Why Copper is an Infrastructure Play
Beyond the US Election: Investing in Infrastructure via Copper
That the US’s infrastructure is in dire need of repair and fixing it is perhaps the most prominent policy issue that both Clinton and Trump agreed upon. Many believe that repaving roads, expanding highways, improving railways and ports, and building out digital superhighways should make conducting business easier and faster and, in turn, stimulate the country’s GDP growth. Since the election, the markets have rewarded investments that are expected to benefit from Trump’s proposal to spend $1 trillion on rebuilding and expanding the US’s aging infrastructure.
How Are the Base Metals Performing Since the Election?
Base metals have been one such beneficiary, with five of the six major base metals registering positive returns, despite rising 10-year treasury yields and a strengthening dollar, which tend to have a negative impact on commodities. Some may be surprised to see that copper has been the best performer among the base metals, registering a 7.25% increase in spot prices since November 8th, while touching on 16-month highs and near records of open interest in copper futures.1
Why Has Copper Outperformed the Other Major Base Metals Since the Election?
Copper is most widely used in electrical wiring given its properties as an excellent electrical conductor. Therefore, demand for the metal is most closely linked with growth in heavy machinery, consumer durables, electrical grids, and telecommunications. It is not known exactly what government support for new infrastructure will look like, but copper indirectly touches many of these improvements:
- Erecting new bridges, highways, and ports requires goliath machines to do the job.
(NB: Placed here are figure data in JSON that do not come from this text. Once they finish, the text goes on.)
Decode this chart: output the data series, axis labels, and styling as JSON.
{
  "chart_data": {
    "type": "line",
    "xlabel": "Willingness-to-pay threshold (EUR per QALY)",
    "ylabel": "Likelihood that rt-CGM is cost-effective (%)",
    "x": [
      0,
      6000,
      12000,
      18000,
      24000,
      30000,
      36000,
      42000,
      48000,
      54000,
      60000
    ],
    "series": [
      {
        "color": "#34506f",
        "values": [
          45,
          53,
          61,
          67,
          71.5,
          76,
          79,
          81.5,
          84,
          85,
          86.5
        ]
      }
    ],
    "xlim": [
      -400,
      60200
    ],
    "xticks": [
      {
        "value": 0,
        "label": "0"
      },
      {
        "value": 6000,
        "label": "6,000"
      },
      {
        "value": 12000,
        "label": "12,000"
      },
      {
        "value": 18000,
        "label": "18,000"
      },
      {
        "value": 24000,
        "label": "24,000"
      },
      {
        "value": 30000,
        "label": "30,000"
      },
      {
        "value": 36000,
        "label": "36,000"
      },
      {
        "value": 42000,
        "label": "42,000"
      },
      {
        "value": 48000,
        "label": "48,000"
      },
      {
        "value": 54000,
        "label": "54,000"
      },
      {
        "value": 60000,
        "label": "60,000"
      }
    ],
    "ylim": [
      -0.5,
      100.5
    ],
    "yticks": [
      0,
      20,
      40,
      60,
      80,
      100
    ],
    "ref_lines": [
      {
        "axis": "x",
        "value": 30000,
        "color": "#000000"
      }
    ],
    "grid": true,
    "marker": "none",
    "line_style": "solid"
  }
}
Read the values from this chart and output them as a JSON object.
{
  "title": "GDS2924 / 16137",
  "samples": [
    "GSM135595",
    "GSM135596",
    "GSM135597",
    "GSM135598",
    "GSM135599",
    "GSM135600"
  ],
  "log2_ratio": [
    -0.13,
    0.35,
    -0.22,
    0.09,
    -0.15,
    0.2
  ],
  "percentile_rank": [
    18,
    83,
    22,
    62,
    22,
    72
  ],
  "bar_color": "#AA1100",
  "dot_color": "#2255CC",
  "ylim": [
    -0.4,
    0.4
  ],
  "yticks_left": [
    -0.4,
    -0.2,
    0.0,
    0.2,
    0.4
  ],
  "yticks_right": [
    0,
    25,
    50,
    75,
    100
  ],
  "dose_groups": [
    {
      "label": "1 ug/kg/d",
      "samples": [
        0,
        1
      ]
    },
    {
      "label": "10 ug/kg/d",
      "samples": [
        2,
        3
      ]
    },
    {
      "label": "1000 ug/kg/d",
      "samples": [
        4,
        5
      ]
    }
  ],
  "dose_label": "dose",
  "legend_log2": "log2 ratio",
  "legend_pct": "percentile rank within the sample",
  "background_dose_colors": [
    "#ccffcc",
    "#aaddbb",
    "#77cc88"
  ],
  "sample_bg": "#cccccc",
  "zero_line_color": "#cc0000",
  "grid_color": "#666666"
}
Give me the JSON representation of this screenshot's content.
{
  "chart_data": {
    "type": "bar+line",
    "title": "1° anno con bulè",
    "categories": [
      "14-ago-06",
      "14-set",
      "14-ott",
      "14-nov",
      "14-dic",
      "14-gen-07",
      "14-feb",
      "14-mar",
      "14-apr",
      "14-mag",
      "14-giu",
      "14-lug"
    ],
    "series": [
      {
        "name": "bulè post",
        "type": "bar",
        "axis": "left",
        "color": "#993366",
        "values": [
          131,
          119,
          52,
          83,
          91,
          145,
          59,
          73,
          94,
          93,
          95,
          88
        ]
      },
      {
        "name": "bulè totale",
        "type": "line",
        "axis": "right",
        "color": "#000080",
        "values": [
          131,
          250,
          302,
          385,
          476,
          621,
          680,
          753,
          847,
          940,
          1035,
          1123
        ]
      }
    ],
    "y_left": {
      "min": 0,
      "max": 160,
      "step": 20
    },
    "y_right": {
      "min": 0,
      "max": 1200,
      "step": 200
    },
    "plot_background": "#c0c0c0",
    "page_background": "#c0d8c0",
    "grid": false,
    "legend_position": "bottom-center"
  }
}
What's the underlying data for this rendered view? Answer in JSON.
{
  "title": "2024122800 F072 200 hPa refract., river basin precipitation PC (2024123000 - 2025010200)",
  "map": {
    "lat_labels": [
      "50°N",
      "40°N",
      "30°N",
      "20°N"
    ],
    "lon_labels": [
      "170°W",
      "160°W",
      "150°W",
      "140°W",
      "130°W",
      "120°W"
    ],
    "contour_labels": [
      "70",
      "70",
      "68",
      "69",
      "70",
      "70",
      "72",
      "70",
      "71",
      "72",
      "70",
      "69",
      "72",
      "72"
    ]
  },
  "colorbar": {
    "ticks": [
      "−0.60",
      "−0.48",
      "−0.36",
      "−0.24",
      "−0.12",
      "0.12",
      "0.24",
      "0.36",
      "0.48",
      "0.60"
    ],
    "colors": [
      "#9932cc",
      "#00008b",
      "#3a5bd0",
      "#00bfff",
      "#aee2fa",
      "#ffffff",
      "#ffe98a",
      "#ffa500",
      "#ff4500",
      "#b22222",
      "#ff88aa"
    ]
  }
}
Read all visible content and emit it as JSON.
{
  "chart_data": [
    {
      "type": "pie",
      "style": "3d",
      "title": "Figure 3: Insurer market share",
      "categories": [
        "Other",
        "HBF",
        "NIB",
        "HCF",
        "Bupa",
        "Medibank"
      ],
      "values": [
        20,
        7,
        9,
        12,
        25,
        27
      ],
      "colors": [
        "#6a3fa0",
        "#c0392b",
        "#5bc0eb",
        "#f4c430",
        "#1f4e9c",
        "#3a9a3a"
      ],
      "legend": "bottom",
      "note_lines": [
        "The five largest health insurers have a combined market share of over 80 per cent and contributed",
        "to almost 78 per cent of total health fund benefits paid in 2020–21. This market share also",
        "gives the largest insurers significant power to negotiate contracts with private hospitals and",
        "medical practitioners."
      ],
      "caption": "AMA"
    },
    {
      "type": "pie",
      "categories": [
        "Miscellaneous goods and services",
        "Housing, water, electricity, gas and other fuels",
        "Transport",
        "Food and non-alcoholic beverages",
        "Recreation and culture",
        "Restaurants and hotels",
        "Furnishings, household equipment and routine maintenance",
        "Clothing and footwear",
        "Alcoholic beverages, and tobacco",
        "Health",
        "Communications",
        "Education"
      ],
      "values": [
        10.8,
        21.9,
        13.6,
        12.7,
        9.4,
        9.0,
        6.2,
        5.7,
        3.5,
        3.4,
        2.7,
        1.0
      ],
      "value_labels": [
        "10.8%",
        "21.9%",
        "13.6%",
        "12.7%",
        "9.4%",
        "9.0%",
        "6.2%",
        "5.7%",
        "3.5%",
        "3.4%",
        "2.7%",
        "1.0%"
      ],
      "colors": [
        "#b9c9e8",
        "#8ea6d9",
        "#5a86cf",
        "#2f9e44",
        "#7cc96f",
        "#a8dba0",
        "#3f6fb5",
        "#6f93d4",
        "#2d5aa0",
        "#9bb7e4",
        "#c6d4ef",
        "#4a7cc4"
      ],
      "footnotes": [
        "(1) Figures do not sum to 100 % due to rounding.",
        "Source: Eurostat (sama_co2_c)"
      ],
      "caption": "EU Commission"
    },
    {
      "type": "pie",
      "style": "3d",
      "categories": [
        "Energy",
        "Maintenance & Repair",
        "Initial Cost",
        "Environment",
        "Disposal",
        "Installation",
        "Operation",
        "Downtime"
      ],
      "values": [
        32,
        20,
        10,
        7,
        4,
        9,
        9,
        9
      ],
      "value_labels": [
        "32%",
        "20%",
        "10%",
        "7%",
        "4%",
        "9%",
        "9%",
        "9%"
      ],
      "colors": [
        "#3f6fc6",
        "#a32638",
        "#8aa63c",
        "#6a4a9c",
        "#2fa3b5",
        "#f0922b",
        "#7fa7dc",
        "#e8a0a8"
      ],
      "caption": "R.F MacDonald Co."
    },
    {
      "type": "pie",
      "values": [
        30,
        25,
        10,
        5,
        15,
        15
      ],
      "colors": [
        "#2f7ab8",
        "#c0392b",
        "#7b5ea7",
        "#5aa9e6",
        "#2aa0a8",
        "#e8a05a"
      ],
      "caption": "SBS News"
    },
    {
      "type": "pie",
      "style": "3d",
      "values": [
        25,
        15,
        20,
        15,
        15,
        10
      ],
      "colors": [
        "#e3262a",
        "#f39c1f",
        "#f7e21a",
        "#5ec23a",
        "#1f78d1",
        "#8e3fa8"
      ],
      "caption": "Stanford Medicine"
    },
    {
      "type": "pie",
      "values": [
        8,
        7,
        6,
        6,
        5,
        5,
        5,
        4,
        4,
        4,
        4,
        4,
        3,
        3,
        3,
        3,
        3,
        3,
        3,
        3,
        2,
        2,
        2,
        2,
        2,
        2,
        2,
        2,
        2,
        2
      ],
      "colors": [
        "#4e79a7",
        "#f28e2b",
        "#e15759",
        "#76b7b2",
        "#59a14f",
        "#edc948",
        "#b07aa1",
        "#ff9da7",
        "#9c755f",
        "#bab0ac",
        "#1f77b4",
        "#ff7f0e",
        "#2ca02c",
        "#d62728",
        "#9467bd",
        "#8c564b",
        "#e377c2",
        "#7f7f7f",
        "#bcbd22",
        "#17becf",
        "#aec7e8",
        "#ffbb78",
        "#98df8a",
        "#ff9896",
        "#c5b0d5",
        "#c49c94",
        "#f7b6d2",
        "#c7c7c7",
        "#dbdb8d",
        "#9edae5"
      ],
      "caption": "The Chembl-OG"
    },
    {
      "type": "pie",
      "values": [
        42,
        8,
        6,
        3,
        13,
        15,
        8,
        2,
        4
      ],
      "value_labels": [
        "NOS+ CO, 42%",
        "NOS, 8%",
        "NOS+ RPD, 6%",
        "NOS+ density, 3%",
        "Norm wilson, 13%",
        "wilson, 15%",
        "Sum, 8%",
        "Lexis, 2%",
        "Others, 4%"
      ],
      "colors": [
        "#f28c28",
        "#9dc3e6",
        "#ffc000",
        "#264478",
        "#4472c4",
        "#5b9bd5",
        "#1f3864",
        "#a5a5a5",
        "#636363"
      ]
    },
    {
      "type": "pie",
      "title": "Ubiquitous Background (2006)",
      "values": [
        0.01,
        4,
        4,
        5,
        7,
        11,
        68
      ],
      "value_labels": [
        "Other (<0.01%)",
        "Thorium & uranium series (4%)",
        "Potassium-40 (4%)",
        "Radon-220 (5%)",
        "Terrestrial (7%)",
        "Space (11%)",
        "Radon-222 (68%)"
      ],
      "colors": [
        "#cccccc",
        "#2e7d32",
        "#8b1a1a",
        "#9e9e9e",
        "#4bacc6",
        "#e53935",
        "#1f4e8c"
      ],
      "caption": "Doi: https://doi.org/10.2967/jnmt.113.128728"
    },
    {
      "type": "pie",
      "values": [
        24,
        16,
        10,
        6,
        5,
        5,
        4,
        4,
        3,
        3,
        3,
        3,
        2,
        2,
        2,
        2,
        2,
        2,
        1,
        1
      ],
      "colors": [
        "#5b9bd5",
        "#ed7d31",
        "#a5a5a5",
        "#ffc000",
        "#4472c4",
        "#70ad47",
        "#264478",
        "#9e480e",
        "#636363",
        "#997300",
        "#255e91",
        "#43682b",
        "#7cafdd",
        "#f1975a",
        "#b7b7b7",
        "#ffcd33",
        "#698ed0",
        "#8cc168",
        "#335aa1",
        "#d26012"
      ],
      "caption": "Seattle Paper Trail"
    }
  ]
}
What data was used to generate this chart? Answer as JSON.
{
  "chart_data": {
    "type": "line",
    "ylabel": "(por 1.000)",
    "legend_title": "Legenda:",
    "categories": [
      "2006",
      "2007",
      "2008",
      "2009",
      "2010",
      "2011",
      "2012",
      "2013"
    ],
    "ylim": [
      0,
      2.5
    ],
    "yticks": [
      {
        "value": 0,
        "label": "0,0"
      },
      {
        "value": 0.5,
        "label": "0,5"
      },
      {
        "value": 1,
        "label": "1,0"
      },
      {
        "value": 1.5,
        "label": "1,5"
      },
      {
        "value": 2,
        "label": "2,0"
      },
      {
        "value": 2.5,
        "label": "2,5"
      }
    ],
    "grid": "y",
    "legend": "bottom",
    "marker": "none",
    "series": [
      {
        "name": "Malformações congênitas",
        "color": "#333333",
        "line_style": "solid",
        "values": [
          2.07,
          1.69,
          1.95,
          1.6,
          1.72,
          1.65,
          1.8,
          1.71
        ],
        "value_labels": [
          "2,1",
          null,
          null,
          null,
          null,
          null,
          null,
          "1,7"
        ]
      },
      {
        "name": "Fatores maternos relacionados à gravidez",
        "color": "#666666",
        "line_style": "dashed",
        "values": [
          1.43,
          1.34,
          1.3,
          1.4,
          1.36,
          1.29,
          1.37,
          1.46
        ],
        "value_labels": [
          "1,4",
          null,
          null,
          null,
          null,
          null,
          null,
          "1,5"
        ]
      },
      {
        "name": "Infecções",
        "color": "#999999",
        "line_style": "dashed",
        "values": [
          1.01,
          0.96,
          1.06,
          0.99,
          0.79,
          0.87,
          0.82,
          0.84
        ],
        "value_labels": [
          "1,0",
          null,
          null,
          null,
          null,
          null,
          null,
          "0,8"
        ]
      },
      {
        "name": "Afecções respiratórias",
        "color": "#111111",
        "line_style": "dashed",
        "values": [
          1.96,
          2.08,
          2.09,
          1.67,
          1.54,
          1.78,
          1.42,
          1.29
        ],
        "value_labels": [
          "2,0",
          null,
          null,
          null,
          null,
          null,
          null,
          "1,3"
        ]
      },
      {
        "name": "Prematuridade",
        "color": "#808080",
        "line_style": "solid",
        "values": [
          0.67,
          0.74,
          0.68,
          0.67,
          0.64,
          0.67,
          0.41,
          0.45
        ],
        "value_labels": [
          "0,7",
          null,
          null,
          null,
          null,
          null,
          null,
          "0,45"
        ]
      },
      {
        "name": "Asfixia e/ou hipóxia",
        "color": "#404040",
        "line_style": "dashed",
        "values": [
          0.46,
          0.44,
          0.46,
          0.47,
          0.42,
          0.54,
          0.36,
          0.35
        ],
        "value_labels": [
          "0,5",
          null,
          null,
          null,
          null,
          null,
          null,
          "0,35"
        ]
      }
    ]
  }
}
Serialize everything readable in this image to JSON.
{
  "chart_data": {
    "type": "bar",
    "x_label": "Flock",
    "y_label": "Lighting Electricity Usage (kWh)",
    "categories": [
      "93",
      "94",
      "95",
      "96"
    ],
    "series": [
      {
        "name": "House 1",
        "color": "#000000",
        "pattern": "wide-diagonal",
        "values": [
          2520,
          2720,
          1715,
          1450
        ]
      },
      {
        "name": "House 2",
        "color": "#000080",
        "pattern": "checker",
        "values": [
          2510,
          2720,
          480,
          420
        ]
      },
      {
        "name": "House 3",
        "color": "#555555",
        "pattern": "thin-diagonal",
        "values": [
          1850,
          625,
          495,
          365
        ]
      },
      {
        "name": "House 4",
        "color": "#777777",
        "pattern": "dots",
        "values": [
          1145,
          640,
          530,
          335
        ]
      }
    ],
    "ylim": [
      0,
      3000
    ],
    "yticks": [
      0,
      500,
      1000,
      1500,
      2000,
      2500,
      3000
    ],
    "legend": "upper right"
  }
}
- Once completed, these new projects are likely to attract investments in new cars, trucks, trains, cargo ships, and airplanes, all of which use copper extensively.
- Should new infrastructure policies also focus on improving digital communications, copper is likely to see significant increases due to its prevalent use in wiring.
While the markets await more specific plans on what an infrastructure plan will look like – specifically, how much money and how it will be spent – copper remains one material that stands to potentially benefit from greater infrastructure investment, however those policies ultimately materialize.